]> git.apps.os.sepia.ceph.com Git - ceph.git/commitdiff
mgr/prometheus: provide RBD stats via osd dynamic perf counters 25358/head
authorMykola Golub <mgolub@suse.com>
Fri, 30 Nov 2018 14:52:17 +0000 (16:52 +0200)
committerMykola Golub <mgolub@suse.com>
Mon, 10 Dec 2018 11:56:22 +0000 (11:56 +0000)
Signed-off-by: Mykola Golub <mgolub@suse.com>
src/pybind/mgr/prometheus/module.py

index 4806202ac302baf189fe16582eeb9ccf53c5fbf9..cb74a26682815b91aa69e21db4a71136fb68d233 100644 (file)

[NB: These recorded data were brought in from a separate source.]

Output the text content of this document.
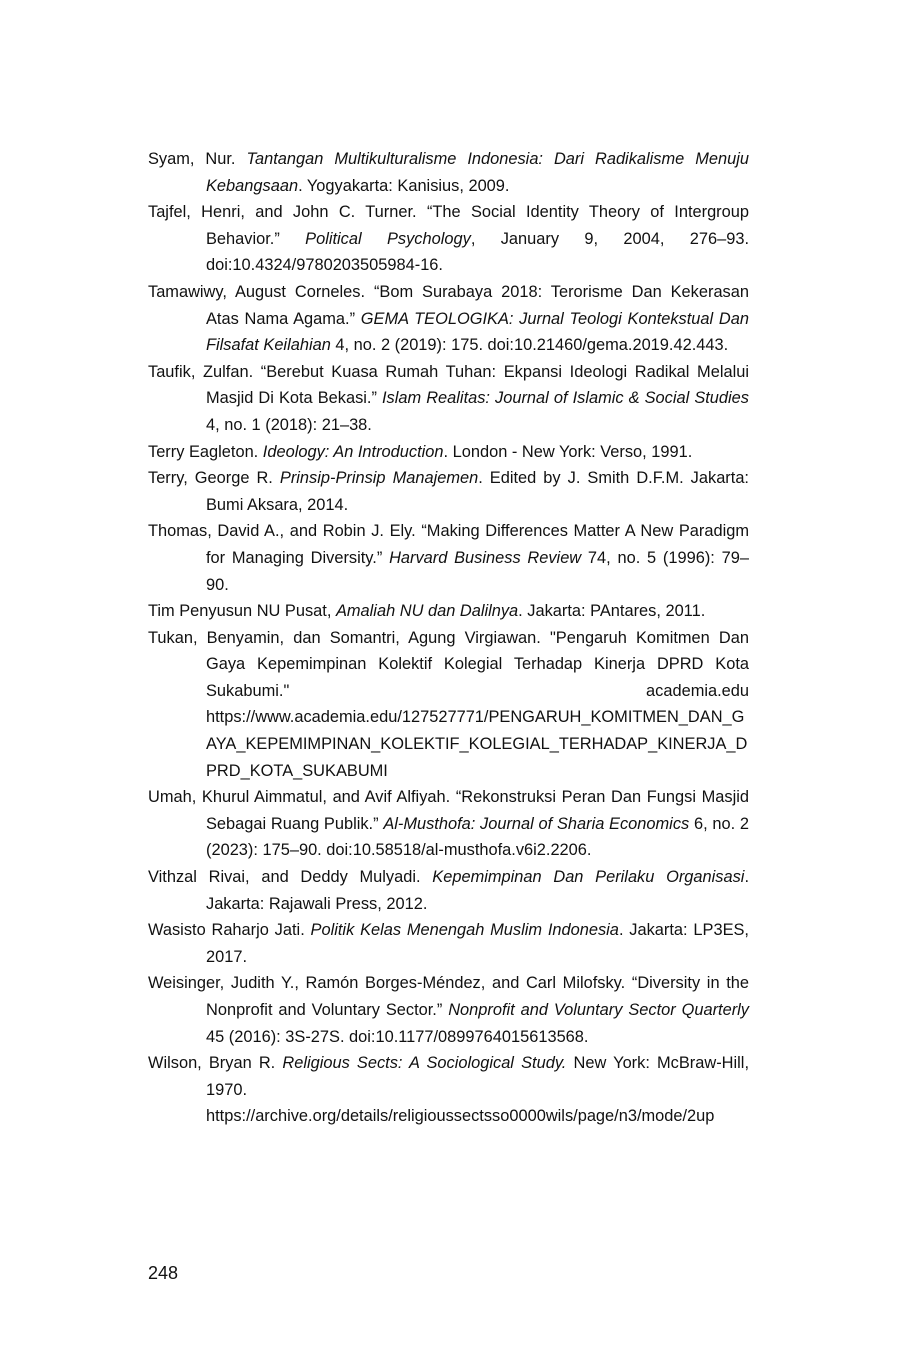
Syam, Nur. Tantangan Multikulturalisme Indonesia: Dari Radikalisme Menuju Kebangsaan. Yogyakarta: Kanisius, 2009.
Tajfel, Henri, and John C. Turner. “The Social Identity Theory of Intergroup Behavior.” Political Psychology, January 9, 2004, 276–93. doi:10.4324/9780203505984-16.
Tamawiwy, August Corneles. “Bom Surabaya 2018: Terorisme Dan Kekerasan Atas Nama Agama.” GEMA TEOLOGIKA: Jurnal Teologi Kontekstual Dan Filsafat Keilahian 4, no. 2 (2019): 175. doi:10.21460/gema.2019.42.443.
Taufik, Zulfan. “Berebut Kuasa Rumah Tuhan: Ekpansi Ideologi Radikal Melalui Masjid Di Kota Bekasi.” Islam Realitas: Journal of Islamic & Social Studies 4, no. 1 (2018): 21–38.
Terry Eagleton. Ideology: An Introduction. London - New York: Verso, 1991.
Terry, George R. Prinsip-Prinsip Manajemen. Edited by J. Smith D.F.M. Jakarta: Bumi Aksara, 2014.
Thomas, David A., and Robin J. Ely. “Making Differences Matter A New Paradigm for Managing Diversity.” Harvard Business Review 74, no. 5 (1996): 79–90.
Tim Penyusun NU Pusat, Amaliah NU dan Dalilnya. Jakarta: PAntares, 2011.
Tukan, Benyamin, dan Somantri, Agung Virgiawan. "Pengaruh Komitmen Dan Gaya Kepemimpinan Kolektif Kolegial Terhadap Kinerja DPRD Kota Sukabumi." academia.edu https://www.academia.edu/127527771/PENGARUH_KOMITMEN_DAN_GAYA_KEPEMIMPINAN_KOLEKTIF_KOLEGIAL_TERHADAP_KINERJA_DPRD_KOTA_SUKABUMI
Umah, Khurul Aimmatul, and Avif Alfiyah. “Rekonstruksi Peran Dan Fungsi Masjid Sebagai Ruang Publik.” Al-Musthofa: Journal of Sharia Economics 6, no. 2 (2023): 175–90. doi:10.58518/al-musthofa.v6i2.2206.
Vithzal Rivai, and Deddy Mulyadi. Kepemimpinan Dan Perilaku Organisasi. Jakarta: Rajawali Press, 2012.
Wasisto Raharjo Jati. Politik Kelas Menengah Muslim Indonesia. Jakarta: LP3ES, 2017.
Weisinger, Judith Y., Ramón Borges-Méndez, and Carl Milofsky. “Diversity in the Nonprofit and Voluntary Sector.” Nonprofit and Voluntary Sector Quarterly 45 (2016): 3S-27S. doi:10.1177/0899764015613568.
Wilson, Bryan R. Religious Sects: A Sociological Study. New York: McBraw-Hill, 1970. https://archive.org/details/religioussectsso0000wils/page/n3/mode/2up
248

@@ -7,6 +7,7 @@ import socket
 import threading
 import time
 from mgr_module import MgrModule, MgrStandbyModule, CommandResult, PG_STATES
+from rbd import RBD
 
 # Defaults for the Prometheus HTTP server.  Can also set in config-key
 # see https://github.com/prometheus/prometheus/wiki/Default-port-allocations
@@ -157,6 +158,8 @@ class Module(MgrModule):
             {'name': 'server_addr'},
             {'name': 'server_port'},
             {'name': 'scrape_interval'},
+            {'name': 'rbd_stats_pools'},
+            {'name': 'rbd_stats_pools_refresh_interval'},
     ]
 
     def __init__(self, *args, **kwargs):
@@ -167,6 +170,24 @@ class Module(MgrModule):
         self.collect_time = 0
         self.collect_timeout = 5.0
         self.collect_cache = None
+        self.rbd_stats = {
+            'pools' : {},
+            'pools_refresh_time' : 0,
+            'counters_info' : {
+                'write_ops' : {'type' : self.PERFCOUNTER_COUNTER,
+                               'desc' : 'RBD image writes count'},
+                'read_ops' : {'type' : self.PERFCOUNTER_COUNTER,
+                              'desc' : 'RBD image reads count'},
+                'write_bytes' : {'type' : self.PERFCOUNTER_LONGRUNAVG,
+                                 'desc' : 'RBD image bytes written'},
+                'read_bytes' : {'type' : self.PERFCOUNTER_LONGRUNAVG,
+                                'desc' : 'RBD image bytes read'},
+                'write_latency' : {'type' : self.PERFCOUNTER_LONGRUNAVG,
+                                   'desc' : 'RBD image writes latency (msec)'},
+                'read_latency' : {'type' : self.PERFCOUNTER_LONGRUNAVG,
+                                  'desc' : 'RBD image reads latency (msec)'},
+            },
+        }
         _global_instance['plugin'] = self
 
     def _setup_static_metrics(self):
@@ -514,6 +535,173 @@ class Module(MgrModule):
             stat = 'num_objects_{}'.format(obj)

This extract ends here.